Relying upon Doorstep Selling Directive 85/577/EEC the applicant later issued proceedings against the vendor and contended to the Giudice Concilliatore (Judge-Concillaitor) that articles 1(1), 2 and 5 conferred protective measures allowing for rescindable notice within a period of seven days between consumers and private companies, which on this occasion had been undertaken through written instruction to the contracting vendor.
Although Directive 85/577/EEC had been in force for a number of years the Italian government had failed to transpose it within the allotted time, therefore no domestic legislation existed in support of this specific issue, while it was acknowledged that a failure to adopt Directives in the prescribed period resulted in a loss of profit to the Member State when defending against ‘direct effect‘ claims by their citizens.
However, in this instance the terms of the Directive were both clear and precise, yet related to dealings between individuals and so not subject to the benefit of protection unless transposed under the guidance of Community law and within the adoption window, which presented the national court with a dilemma inasmuch as they were unable to determine exactly what rights the claimant had when seeking cancellation of the contract, and if consideration was ultimately due to the vendor as per the agreement.
For this reason, the court sought a preliminary ruling from the European Court of Justice under article 177 EC, while asking:
1. Were the terms of the Directive clear and precise enough to provide direct effect?
2. Despite a failure to adopt the measures in accordance with the Treaty, could the claimant rely upon them to enforce her individual right to cancel?
Having examined the arguments around Directive powers and the horizontal effect between parties, it was agreed that for reasons of legal certainty future consideration must be given to broaden the scope of those entitlements when applying them to private and not public matters; yet, it was still held that although the terms of the Directive served horizontal dealings it was not possible for the claimant to rely upon them when seeking to terminate her agreement with the vendor.

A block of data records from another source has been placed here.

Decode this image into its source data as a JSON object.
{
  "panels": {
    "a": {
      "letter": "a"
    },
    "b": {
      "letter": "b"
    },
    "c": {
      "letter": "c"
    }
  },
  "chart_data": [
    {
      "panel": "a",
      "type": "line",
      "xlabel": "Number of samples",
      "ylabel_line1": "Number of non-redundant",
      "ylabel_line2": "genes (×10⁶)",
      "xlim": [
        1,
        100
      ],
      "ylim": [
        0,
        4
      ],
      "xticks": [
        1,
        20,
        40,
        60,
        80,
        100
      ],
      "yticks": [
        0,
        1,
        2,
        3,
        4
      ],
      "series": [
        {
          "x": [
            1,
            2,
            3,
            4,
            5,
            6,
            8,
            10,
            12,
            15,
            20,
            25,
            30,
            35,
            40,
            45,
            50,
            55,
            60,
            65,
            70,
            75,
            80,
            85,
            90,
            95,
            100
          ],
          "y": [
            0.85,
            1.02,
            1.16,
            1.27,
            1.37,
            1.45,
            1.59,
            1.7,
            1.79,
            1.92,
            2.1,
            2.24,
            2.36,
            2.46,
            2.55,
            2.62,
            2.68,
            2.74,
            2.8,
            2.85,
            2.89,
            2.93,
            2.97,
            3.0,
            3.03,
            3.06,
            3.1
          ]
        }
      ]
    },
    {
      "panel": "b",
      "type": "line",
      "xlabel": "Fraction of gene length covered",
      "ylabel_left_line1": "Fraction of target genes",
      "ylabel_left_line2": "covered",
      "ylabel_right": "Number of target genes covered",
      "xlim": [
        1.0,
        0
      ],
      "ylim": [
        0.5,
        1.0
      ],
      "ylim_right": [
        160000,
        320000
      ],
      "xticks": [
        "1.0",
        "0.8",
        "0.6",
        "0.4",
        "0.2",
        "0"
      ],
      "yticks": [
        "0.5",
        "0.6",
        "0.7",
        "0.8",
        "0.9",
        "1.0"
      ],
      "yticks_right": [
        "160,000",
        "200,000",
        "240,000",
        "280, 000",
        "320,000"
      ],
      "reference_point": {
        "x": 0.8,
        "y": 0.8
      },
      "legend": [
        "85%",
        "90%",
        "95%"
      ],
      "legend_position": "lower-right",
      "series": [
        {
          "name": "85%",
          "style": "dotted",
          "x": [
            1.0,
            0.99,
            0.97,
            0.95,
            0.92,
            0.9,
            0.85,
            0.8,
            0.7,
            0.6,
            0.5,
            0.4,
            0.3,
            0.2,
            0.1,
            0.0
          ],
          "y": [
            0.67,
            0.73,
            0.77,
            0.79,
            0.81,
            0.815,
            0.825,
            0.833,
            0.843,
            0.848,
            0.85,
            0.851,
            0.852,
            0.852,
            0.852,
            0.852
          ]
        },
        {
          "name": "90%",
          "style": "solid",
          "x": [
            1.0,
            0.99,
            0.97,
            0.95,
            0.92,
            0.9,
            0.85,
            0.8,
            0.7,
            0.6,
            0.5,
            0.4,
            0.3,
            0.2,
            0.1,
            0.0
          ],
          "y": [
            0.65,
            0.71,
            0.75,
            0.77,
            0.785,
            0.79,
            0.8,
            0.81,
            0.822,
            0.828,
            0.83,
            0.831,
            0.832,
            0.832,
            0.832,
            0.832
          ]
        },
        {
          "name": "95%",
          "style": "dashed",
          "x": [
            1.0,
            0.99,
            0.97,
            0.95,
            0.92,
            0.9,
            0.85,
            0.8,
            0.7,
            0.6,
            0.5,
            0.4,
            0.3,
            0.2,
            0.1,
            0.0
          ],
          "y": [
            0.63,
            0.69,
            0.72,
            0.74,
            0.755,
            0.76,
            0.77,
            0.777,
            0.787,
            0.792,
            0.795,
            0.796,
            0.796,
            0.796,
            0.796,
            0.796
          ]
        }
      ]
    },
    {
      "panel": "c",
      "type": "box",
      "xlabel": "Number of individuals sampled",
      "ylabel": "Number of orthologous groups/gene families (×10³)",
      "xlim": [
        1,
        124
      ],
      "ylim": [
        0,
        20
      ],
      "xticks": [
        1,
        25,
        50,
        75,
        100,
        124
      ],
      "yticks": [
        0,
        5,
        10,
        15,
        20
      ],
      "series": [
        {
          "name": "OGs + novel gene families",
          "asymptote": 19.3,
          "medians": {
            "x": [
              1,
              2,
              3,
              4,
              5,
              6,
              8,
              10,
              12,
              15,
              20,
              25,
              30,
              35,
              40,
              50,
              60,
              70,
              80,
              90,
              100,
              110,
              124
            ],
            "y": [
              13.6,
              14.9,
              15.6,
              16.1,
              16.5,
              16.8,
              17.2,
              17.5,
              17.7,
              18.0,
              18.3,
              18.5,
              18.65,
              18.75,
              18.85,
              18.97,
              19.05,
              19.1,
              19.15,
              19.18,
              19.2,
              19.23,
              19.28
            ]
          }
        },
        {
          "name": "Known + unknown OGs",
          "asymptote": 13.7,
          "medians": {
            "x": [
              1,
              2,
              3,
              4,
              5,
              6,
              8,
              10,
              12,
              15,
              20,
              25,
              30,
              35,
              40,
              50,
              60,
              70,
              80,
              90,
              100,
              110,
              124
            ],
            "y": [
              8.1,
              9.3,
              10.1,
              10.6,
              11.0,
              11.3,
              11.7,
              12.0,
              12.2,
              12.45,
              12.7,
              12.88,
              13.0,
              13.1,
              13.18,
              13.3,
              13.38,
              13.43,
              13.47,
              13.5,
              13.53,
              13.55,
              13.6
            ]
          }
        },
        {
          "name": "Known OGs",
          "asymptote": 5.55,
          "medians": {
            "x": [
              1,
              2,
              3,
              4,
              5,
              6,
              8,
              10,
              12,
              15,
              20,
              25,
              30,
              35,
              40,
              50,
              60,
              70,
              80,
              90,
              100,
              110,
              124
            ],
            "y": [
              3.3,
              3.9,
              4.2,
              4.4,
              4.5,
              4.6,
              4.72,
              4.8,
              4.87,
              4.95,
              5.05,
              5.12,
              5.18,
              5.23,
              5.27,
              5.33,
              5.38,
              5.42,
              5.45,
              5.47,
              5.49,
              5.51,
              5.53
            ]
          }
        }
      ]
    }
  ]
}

However, the Court held that in light of the fact that the Italian government had failed to adopt the Directive and in the absence of relevant domestic legislation, it was now possible for the national courts to transpose the effects of Directive 85/577/EEC, in order that a remedy could be provided in favour of the consumer, while reminding the parties that:
“Where damage has been suffered and that damage is due to a breach by the State of its obligation, it is for the national court to uphold the right of aggrieved consumers to obtain reparation in accordance with national law on liability.”